— Я хотела уж было ложиться спать, да услышала про пожар и разволновалась. Решила дождаться тебя и расспросить, — весело щебетала Шу-хуа. — Вот и пришла к тебе с книжкой. Кстати, дядя Кэ-мин прислал за тобой Цуй-хуань, а я заставила ее взять что-нибудь и составить мне компанию.
— А я вас жду, барин. Господин Кэ-мин просил вас зайти к нему сразу же, как придете. Он тоже очень волнуется, — улыбнулась Цуй-хуань. Заметив запыленное лицо Цзюе-синя, она заботливо предложила: — Давайте я принесу вам тазик воды? Умоетесь. — И, не дожидаясь его согласия, отложила свою работу в сторону и прошла во внутреннюю комнату за тазом.
— Пожар уже потушили, Цзюе-синь? Сколько лавок сгорело? — поинтересовалась Шу-хуа, держа в руке закрытую книгу.
— Все сгорело. Боюсь, ни одной лавки не осталось, — покачал головой Цзюе-синь, устало опускаясь на стул.
— Удивительно! И почему это все свалилось вместе в один вечер? — невесело сказала Шу-хуа.
— Мама вернулась? — поинтересовался Цзюе-синь.
— Недавно Юань-чэн вернулся. Говорит, мама сегодня не вернется. Она опасается за бабушку, поэтому осталась там успокаивать ее.
— Хорошо. Ну, иди к себе, спи. Тебе ведь завтра с утра на занятия, — ласково вздохнул Цзюе-синь.
Шум чьих-то быстрых шагов помешал Шу-хуа ответить. Занавеси распахнулись, и в комнату вошли госпожа Ван и Чэнь итай с Цзюе-ши. Шу-хуа сразу скрылась в спальню. Цзюе-синь нахмурился и с трудом заставил себя встать и приветствовать женщин.
— Барин, вы взяли деньги, которые мы с госпожой Ван просили вас взять? — загадочно начала с места в карьер Чэнь итай, едва успев войти в комнату.
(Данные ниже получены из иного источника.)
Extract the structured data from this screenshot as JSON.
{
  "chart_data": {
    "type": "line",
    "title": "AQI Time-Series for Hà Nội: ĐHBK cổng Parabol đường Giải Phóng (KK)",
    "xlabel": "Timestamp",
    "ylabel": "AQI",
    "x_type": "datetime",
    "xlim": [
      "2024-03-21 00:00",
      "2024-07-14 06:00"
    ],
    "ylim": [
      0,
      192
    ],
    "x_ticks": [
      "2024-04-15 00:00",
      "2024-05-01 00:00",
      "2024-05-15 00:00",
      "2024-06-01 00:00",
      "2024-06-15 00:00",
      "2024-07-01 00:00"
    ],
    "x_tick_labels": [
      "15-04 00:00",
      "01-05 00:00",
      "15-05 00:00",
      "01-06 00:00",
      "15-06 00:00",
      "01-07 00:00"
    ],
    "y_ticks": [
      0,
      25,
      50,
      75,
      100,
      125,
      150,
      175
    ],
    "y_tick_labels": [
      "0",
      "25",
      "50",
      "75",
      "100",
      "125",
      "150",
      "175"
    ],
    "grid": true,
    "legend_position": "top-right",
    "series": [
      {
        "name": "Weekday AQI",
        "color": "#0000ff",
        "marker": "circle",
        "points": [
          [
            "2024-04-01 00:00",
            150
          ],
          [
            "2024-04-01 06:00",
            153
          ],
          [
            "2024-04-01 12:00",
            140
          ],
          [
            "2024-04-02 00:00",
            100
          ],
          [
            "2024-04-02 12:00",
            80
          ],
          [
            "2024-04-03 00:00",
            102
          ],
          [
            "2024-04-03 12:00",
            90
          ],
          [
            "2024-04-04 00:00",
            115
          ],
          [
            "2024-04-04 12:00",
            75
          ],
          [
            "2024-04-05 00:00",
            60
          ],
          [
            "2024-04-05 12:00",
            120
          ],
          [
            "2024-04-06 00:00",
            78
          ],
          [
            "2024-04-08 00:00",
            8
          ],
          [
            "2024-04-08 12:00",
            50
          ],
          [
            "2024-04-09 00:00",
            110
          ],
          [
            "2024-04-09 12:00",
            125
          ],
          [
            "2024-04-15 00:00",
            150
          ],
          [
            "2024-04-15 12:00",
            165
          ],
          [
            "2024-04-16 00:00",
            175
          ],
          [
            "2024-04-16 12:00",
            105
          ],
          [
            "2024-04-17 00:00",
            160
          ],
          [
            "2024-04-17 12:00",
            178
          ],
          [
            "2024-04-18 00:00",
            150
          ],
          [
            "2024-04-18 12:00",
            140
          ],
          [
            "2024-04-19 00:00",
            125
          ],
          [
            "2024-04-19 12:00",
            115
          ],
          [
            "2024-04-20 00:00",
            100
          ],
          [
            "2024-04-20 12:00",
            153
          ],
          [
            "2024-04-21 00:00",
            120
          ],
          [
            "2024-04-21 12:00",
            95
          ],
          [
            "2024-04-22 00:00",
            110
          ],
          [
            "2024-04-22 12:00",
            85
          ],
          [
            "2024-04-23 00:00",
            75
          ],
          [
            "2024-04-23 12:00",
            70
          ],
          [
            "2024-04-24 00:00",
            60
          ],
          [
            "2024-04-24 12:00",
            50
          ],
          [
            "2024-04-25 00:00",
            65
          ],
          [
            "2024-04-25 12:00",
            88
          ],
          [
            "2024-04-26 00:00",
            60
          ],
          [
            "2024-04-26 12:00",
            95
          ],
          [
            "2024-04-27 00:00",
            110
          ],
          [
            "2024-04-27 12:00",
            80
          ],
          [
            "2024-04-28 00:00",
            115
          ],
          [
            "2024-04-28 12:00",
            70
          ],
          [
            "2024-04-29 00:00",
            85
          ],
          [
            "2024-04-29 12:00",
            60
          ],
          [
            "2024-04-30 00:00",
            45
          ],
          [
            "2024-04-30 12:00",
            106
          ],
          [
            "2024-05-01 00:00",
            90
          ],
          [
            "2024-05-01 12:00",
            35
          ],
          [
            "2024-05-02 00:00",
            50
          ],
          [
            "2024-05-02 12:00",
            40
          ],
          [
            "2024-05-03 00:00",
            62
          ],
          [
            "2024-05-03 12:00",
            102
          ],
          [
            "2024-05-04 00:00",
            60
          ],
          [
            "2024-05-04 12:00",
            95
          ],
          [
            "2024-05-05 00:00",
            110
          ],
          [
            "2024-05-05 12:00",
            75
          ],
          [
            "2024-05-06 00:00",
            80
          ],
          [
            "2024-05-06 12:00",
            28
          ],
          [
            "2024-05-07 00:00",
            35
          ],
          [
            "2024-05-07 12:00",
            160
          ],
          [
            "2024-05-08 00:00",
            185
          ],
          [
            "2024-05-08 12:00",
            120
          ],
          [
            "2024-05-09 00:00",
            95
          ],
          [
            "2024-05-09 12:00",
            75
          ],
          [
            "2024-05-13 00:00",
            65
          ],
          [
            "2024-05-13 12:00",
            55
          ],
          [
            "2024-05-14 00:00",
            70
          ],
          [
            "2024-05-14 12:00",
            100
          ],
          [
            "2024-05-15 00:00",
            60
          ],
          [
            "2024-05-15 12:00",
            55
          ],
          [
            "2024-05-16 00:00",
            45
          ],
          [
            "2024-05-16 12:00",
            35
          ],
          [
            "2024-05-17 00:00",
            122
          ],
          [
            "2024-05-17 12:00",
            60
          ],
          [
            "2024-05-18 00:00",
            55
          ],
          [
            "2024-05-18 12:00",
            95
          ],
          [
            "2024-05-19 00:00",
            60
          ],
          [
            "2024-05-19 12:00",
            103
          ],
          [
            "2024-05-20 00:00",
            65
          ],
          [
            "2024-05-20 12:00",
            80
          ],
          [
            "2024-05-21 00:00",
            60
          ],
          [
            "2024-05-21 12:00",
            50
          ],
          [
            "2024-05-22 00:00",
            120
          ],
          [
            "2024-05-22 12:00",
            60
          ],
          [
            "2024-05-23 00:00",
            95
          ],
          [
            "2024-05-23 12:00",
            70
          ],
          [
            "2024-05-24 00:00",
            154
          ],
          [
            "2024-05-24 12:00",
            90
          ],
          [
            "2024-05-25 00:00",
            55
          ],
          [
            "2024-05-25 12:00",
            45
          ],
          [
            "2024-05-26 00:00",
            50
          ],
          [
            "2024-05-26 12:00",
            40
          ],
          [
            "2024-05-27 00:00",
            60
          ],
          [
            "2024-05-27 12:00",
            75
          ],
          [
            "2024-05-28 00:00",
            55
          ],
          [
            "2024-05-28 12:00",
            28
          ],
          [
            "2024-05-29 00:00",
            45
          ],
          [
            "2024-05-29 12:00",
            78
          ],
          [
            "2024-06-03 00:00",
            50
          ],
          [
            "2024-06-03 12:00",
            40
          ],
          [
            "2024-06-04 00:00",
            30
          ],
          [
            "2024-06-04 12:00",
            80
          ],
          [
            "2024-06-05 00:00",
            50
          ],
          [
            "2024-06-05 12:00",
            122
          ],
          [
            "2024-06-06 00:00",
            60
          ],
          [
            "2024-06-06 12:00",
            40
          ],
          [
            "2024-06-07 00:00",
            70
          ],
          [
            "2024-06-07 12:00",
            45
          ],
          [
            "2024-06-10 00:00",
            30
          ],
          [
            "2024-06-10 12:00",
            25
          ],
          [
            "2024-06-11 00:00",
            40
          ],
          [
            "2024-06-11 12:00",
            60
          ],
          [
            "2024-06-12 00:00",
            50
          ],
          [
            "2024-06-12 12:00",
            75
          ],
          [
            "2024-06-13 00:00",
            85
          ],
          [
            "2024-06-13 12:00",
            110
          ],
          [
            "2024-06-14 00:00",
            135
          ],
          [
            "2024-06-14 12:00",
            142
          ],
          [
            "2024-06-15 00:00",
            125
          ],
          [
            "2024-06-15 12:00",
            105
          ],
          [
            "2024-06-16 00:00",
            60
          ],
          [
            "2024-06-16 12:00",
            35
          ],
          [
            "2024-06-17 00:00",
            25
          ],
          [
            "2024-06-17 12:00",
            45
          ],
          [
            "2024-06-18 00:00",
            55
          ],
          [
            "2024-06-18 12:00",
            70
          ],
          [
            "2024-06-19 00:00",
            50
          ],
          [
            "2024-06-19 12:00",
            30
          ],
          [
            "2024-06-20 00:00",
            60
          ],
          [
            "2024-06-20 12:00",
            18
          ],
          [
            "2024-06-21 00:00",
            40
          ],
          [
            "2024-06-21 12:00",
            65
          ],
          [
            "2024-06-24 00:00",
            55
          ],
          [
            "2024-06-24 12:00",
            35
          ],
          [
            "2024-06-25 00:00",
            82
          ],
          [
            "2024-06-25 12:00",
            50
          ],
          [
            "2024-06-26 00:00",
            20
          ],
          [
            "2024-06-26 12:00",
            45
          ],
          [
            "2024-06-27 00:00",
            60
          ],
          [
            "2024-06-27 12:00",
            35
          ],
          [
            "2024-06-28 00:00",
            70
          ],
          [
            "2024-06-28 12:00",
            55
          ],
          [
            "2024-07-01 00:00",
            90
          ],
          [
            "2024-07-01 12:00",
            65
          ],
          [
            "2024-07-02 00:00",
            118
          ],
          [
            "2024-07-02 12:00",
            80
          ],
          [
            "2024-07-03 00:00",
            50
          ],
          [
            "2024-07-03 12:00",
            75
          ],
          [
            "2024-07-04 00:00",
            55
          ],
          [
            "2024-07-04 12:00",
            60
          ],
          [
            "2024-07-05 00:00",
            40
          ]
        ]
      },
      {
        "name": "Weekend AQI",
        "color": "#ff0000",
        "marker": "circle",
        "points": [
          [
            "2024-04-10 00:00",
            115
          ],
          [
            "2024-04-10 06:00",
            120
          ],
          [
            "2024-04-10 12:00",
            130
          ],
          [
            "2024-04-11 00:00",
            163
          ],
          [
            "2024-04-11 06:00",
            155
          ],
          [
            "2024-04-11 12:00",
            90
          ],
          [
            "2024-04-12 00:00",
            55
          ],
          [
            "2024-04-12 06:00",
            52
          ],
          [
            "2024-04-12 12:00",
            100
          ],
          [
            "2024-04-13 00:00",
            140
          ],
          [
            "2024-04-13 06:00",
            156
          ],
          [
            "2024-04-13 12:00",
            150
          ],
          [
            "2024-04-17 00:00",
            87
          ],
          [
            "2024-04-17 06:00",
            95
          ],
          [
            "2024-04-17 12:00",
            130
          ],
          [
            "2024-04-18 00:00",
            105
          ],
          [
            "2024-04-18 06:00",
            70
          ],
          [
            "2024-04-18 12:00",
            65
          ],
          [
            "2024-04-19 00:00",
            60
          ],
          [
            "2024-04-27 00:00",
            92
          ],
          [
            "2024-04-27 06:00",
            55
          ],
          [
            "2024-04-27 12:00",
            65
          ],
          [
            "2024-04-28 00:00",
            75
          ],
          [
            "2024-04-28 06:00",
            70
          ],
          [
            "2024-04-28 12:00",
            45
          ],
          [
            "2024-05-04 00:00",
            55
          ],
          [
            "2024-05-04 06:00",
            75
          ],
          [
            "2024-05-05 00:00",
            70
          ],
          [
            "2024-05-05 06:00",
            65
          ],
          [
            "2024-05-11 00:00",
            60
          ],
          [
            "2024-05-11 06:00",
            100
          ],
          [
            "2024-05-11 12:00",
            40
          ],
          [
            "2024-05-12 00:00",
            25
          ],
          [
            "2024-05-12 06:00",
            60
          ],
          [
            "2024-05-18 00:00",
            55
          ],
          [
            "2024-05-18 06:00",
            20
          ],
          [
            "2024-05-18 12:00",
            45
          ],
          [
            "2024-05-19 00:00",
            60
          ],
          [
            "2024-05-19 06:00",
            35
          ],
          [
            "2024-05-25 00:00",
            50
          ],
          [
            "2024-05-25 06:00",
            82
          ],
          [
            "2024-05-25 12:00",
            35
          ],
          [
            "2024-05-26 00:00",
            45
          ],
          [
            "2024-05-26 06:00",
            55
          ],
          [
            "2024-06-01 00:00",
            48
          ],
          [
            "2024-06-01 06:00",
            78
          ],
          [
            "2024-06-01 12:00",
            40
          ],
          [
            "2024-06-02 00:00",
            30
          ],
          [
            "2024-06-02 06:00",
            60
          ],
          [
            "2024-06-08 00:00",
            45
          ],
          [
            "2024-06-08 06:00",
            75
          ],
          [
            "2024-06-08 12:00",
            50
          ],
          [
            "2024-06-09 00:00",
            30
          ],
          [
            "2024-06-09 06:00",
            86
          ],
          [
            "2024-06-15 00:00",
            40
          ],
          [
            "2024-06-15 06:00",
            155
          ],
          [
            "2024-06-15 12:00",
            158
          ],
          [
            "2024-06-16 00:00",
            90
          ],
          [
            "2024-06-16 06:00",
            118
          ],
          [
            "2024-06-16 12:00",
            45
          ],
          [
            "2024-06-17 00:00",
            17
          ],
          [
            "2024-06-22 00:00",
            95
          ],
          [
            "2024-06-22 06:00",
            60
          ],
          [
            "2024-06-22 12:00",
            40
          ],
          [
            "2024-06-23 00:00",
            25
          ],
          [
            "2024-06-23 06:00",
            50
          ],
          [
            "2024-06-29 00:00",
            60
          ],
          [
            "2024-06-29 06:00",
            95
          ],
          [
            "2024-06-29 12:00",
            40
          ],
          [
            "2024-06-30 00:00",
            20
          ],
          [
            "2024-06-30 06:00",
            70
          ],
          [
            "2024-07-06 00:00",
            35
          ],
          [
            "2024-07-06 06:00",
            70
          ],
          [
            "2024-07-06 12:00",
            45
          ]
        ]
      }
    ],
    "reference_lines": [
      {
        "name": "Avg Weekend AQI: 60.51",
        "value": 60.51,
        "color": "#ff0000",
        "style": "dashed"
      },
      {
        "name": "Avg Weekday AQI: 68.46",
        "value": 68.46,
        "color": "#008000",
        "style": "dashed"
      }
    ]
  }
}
— Какие деньги? Я что-то не пойму, — удивился Цзюе-синь.
— Разве мы не просили вас сегодня взять из вашей конторы наши вклады? — с независимым видом спросила Чэнь итай.
— Я все-таки не понимаю, Чэнь итай. Когда вы говорили мне, чтобы взять деньги? — еще более изумился Цзюе-синь.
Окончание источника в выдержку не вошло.